I regret that I could have been kinder to my mother — I missed so many opportunities. There’s no high school course that teaches you how to deal with life. What happens if you get a divorce, for instance? The people I knew headed immediately for the bar — and I did too and it dimmed my faculties and my behavior wasn’t that praiseworthy.
Do you wish your mother had been kinder to you?
No. Her life was hard beyond description. She suffered too much as it was; she didn’t have to do any more than that.
Americans seem to be much better at expressing themselves in that area.
Especially Italians. I used to love watching Italians hugging and kissing each other. We didn’t do that. We would sing and die for Ireland and weep when Young Munsters lost a game. I remember once when Malachy told my mother he loved her, he was nine at the time, and she didn’t say anything. Later she told a neighbor and they both laughed about it — in front of him. It was a long time before he told anyone else that he loved them.
What does your daughter, Maggie, think of `Tis?
She loves it. She’s coming to the movie premiere of Angela’s Ashes in New York.
The magical thing about Angela’s Ashes is the child’s voice. How did that come about?
Purely accidentally. Right in the beginning I’m in a playground in Brooklyn with my brother and I wrote it in the present tense from the child’s perspective and it just came. And it was comfortable. Not many writers write about the comfort of finding the right voice.
Was it harder to get into the voice of the older Frank when you were writing’ Tis?
Well, certain parts of it were — it’s a story of bewilderment. It’s an immigrant’s story. I was ill equipped for America. It was very hard for me to admit that I was a pathetic creature. My favorite line from Hamlet is “Why, what an ass am I.” I was naive, innocent, and at times stupid.
When did that start to change?
In the first year and a half in America I just drifted around doing menial jobs, living in an Irish ghetto, not moving out of it. The Korean War saved me. The Army drafted me. I was sent to Germany and that opened up a larger world to me.
What about the attitude of the Irish on the Irish American? The Irish can he rather dismissive of the Irish American.
That’s changing, but this is an intriguing area, the relationship between the Irish and the Irish American. I was always regarded as Irish and rather patronized by Irish Americans, and relegated to the menial jobs, because they assumed I came off a farm. But then the Irish Americans were deferential towards the Irish because the real Irish were the keepers of the flame. Irish Americans would go to Ireland like they were visiting a shrine. They don’t know their own history — that they were so powerful and built up a network of universities and schools, dominated the church and politics and journalism in America.
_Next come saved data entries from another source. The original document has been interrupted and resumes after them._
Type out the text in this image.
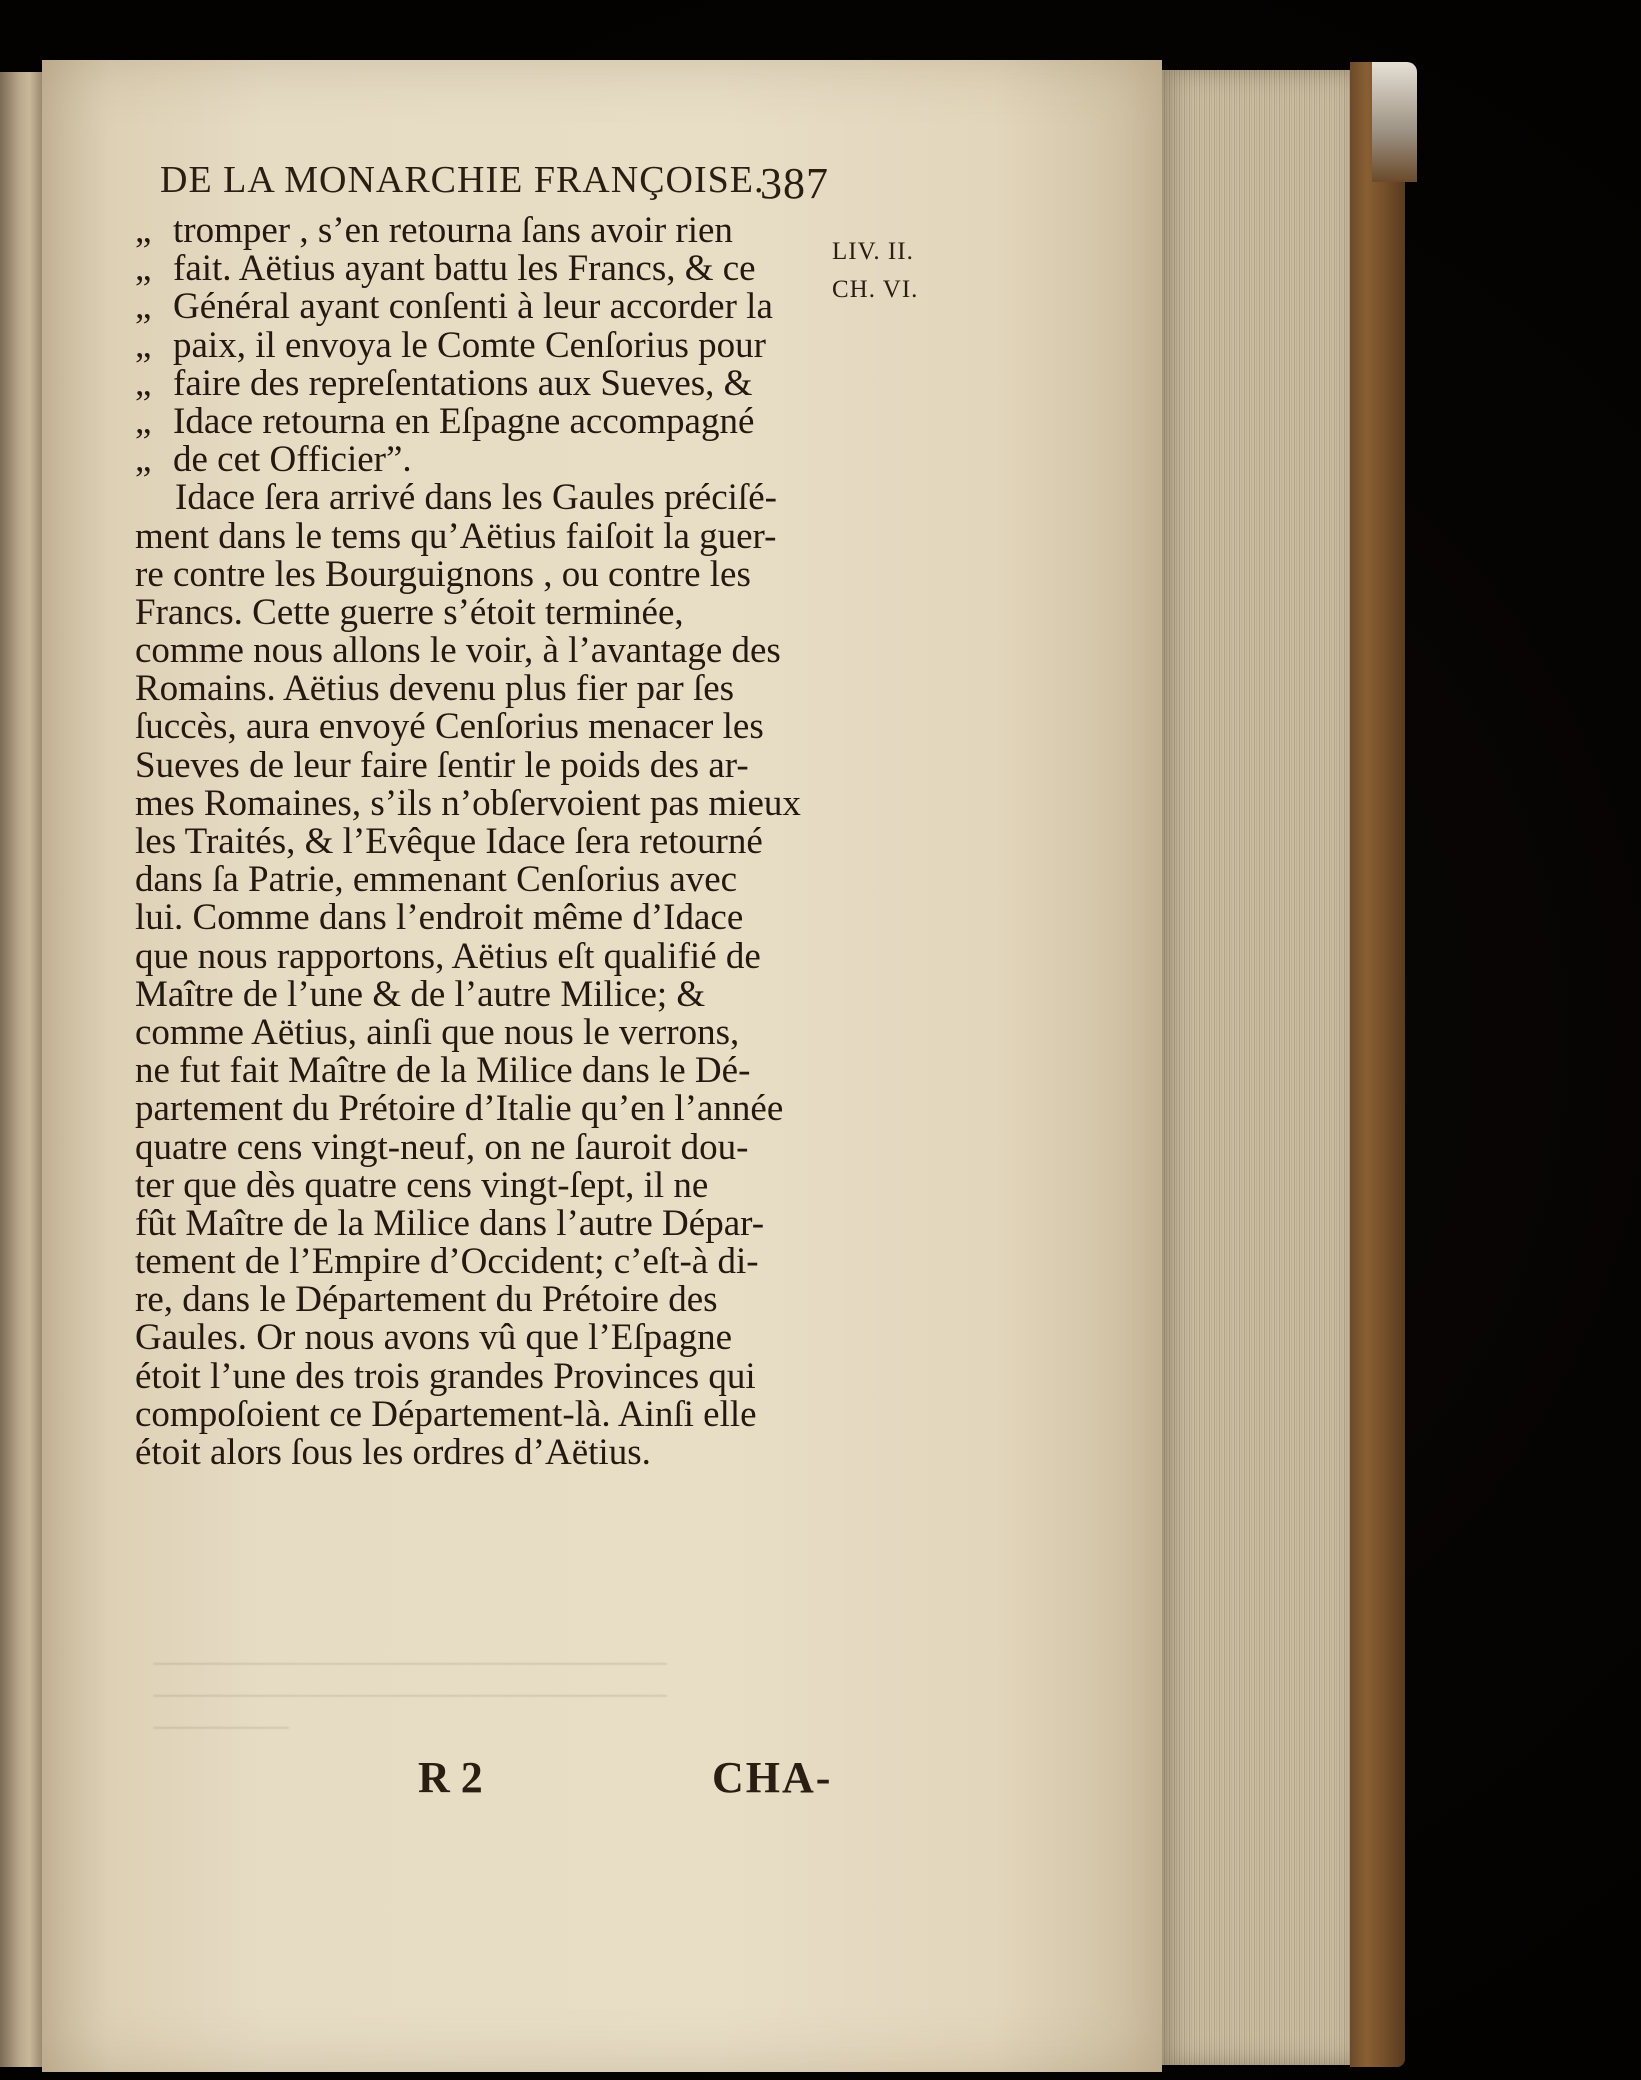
DE LA MONARCHIE FRANÇOISE.
387
LIV. II.
CH. VI.
„ tromper , s’en retourna ſans avoir rien
„ fait. Aëtius ayant battu les Francs, & ce
„ Général ayant conſenti à leur accorder la
„ paix, il envoya le Comte Cenſorius pour
„ faire des repreſentations aux Sueves, &
„ Idace retourna en Eſpagne accompagné
„ de cet Officier”.
Idace ſera arrivé dans les Gaules préciſé-
ment dans le tems qu’Aëtius faiſoit la guer-
re contre les Bourguignons , ou contre les
Francs. Cette guerre s’étoit terminée,
comme nous allons le voir, à l’avantage des
Romains. Aëtius devenu plus fier par ſes
ſuccès, aura envoyé Cenſorius menacer les
Sueves de leur faire ſentir le poids des ar-
mes Romaines, s’ils n’obſervoient pas mieux
les Traités, & l’Evêque Idace ſera retourné
dans ſa Patrie, emmenant Cenſorius avec
lui. Comme dans l’endroit même d’Idace
que nous rapportons, Aëtius eſt qualifié de
Maître de l’une & de l’autre Milice; &
comme Aëtius, ainſi que nous le verrons,
ne fut fait Maître de la Milice dans le Dé-
partement du Prétoire d’Italie qu’en l’année
quatre cens vingt-neuf, on ne ſauroit dou-
ter que dès quatre cens vingt-ſept, il ne
fût Maître de la Milice dans l’autre Dépar-
tement de l’Empire d’Occident; c’eſt-à di-
re, dans le Département du Prétoire des
Gaules. Or nous avons vû que l’Eſpagne
étoit l’une des trois grandes Provinces qui
compoſoient ce Département-là. Ainſi elle
étoit alors ſous les ordres d’Aëtius.
———————————————————
———————————————————
—————
R 2	CHA-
What are your plans for the future?
To write a novel — mostly about teaching. It’s becoming more and more urgent for me to do this. So little has been written about teaching, and other than Goodbye, Mr. Chips, no movies. A novel gives me greater freedom to spread my wings. With ‘Tis I had to spend about six hours with Scribner’s legal department.
So you are still promoting the cause of teaching.
I’ve been invited to testify before a congressional committee on education in March — now I’m being seen as someone in the know. Teachers are particularly beside themselves because I’m always mentioning teaching. I’m probably the only one — I’m the voice now and I didn’t know this was going to happen. It’s a responsibility. The New York Times editorial board has said that they would like to sit down with me also.
Well, Frank, whatever you were in the past, I would say that at this stage in your life you are pretty confident.
[Laughs] I have a few convictions. There are a few things that I believe in; the rest is murky.